Abu Shadi, professeur divorcé à Nazareth, proche de la retraite, marie sa fille. Son ex-femme, exilée de longue date aux Etats-Unis, subordonne sa venue à l’état de santé de son mari. Rentré pour l’occasion de Rome où il est architecte, son fils, Shadi, le revoit après une longue absence. Ensemble, ils rendent visite aux invités de la cérémonie pour leur remettre en main propre, comme le veut la coutume du « wajib », le faire-part. Situation idéale pour sceller des retrouvailles aimantes et orageuses à la fois, prendre une température politique glaciale (Nazareth, en Galilée, est la plus grande ville arabe d’Israël) par le biais chaleureux de la fable, documenter la fiction en choisissant à la ville un tandem d’acteurs consistant, comme à la scène, en un père et un fils, en l’occurrence Mohammad et Saleh Bakri, les plus célèbres acteurs palestiniens d’Israël.

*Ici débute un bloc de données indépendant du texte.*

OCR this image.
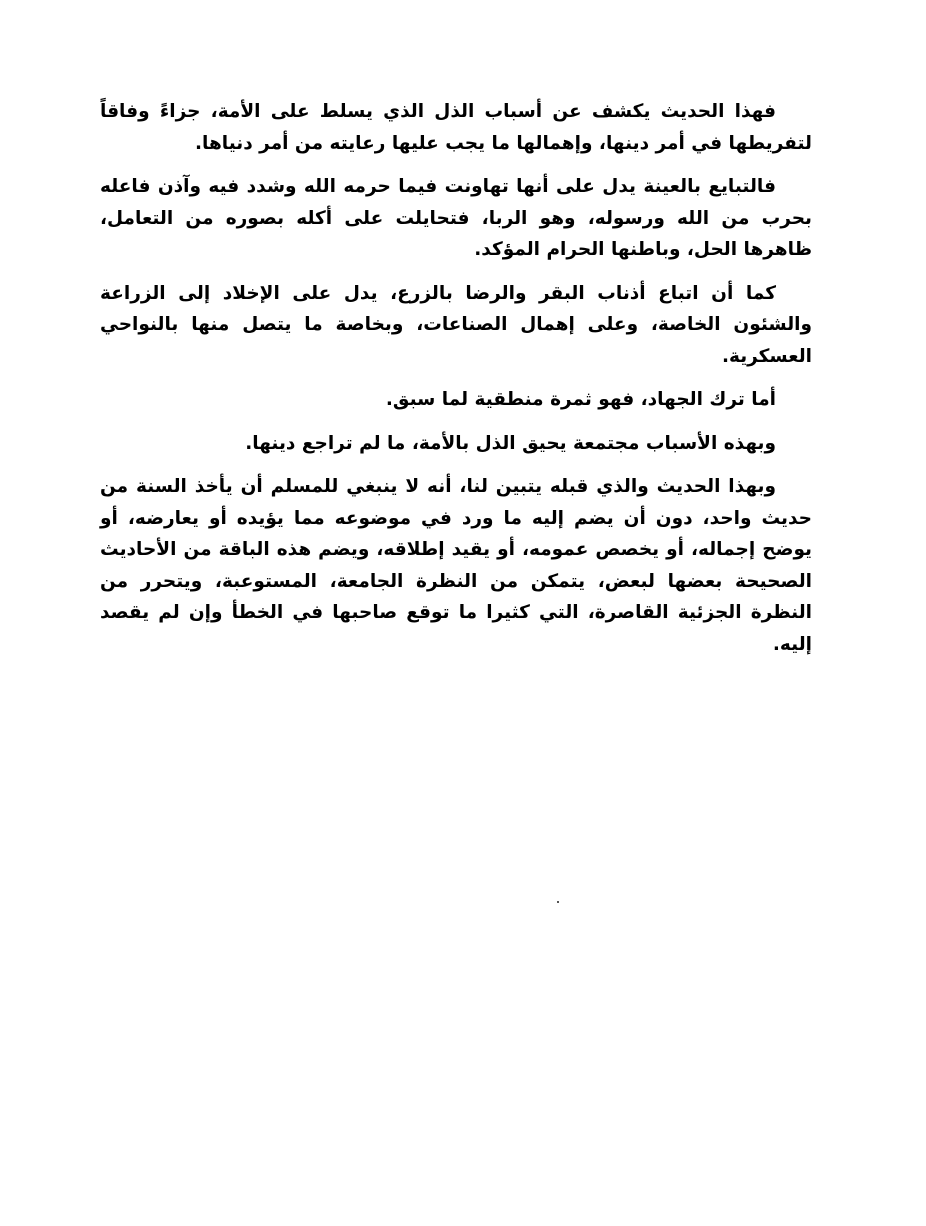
فهذا الحديث يكشف عن أسباب الذل الذي يسلط على الأمة، جزاءً وفاقاً لتفريطها في أمر دينها، وإهمالها ما يجب عليها رعايته من أمر دنياها.

فالتبايع بالعينة يدل على أنها تهاونت فيما حرمه الله وشدد فيه وآذن فاعله بحرب من الله ورسوله، وهو الربا، فتحايلت على أكله بصوره من التعامل، ظاهرها الحل، وباطنها الحرام المؤكد.

كما أن اتباع أذناب البقر والرضا بالزرع، يدل على الإخلاد إلى الزراعة والشئون الخاصة، وعلى إهمال الصناعات، وبخاصة ما يتصل منها بالنواحي العسكرية.

أما ترك الجهاد، فهو ثمرة منطقية لما سبق.

وبهذه الأسباب مجتمعة يحيق الذل بالأمة، ما لم تراجع دينها.

وبهذا الحديث والذي قبله يتبين لنا، أنه لا ينبغي للمسلم أن يأخذ السنة من حديث واحد، دون أن يضم إليه ما ورد في موضوعه مما يؤيده أو يعارضه، أو يوضح إجماله، أو يخصص عمومه، أو يقيد إطلاقه، ويضم هذه الباقة من الأحاديث الصحيحة بعضها لبعض، يتمكن من النظرة الجامعة، المستوعبة، ويتحرر من النظرة الجزئية القاصرة، التي كثيرا ما توقع صاحبها في الخطأ وإن لم يقصد إليه.
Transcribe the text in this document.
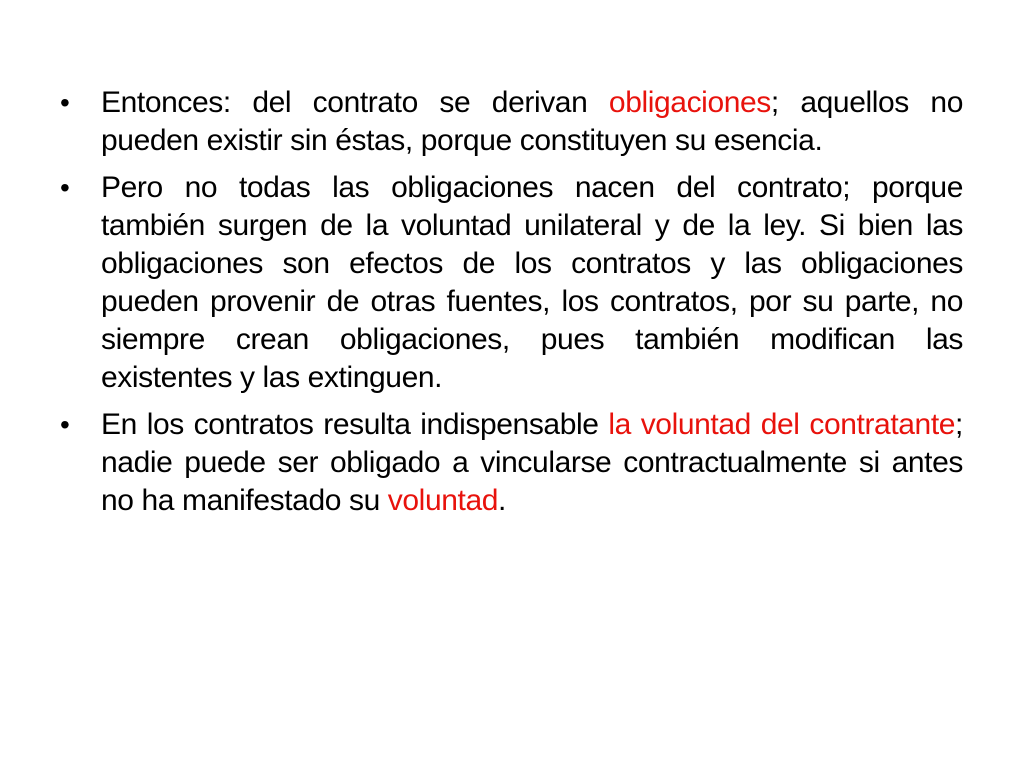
•	Entonces: del contrato se derivan obligaciones; aquellos no pueden existir sin éstas, porque constituyen su esencia.
•	Pero no todas las obligaciones nacen del contrato; porque también surgen de la voluntad unilateral y de la ley. Si bien las obligaciones son efectos de los contratos y las obligaciones pueden provenir de otras fuentes, los contratos, por su parte, no siempre crean obligaciones, pues también modifican las existentes y las extinguen.
•	En los contratos resulta indispensable la voluntad del contratante; nadie puede ser obligado a vincularse contractualmente si antes no ha manifestado su voluntad.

L’intelligence du dispositif est naturellement à mettre au crédit de la réalisatrice, la Palestinienne Annemarie Jacir. Née en 1974 à Bethléem, elle a grandi en Arabie saoudite, a été formée au cinéma à New York, et est installée à Amman, en Jordanie, faute d’être autorisée à vivre chez elle. Après Le Sel de la mer, en 2008, et When I Saw You, en 2012, Wajib poursuit l’exploration filmique du destin palestinien en un mantra artistique tenaillé par la question de l’exil et de l’impossible retour. Après la colère et la révolte contenues dans les deux premiers titres, une tonalité nouvelle, qui les assourdit sans les annuler, enrobe ce troisième long-métrage : la douceur et l’humour.
Joute filiale
Le théâtre des opérations oscille entre la vieille Volvo familiale, les gens visités, et les rues qui relient l’une aux autres. Au premier de ces chapitres, outre les dissensions ordinaires qui peuvent aigrir les rapports entre un père et un fils, s’ajoute ici l’ordinaire d’une situation extraordinaire. La dignité bafouée. Le rapport à l’Histoire et à la tradition. Le choix d’une fiancée. La considération pour l’action de l’Organisation de libération de la Palestine (OLP). L’attitude à adopter face aux Israéliens, hostiles, et plus encore amicaux. Autant de questions qui hérissent les deux hommes, le vieux briscard de père étant plus porté à relativiser les idéaux et arrondir les angles que son rejeton, plus tempétueux et d’autant moins disposé au compromis qu’il ne vit plus ici.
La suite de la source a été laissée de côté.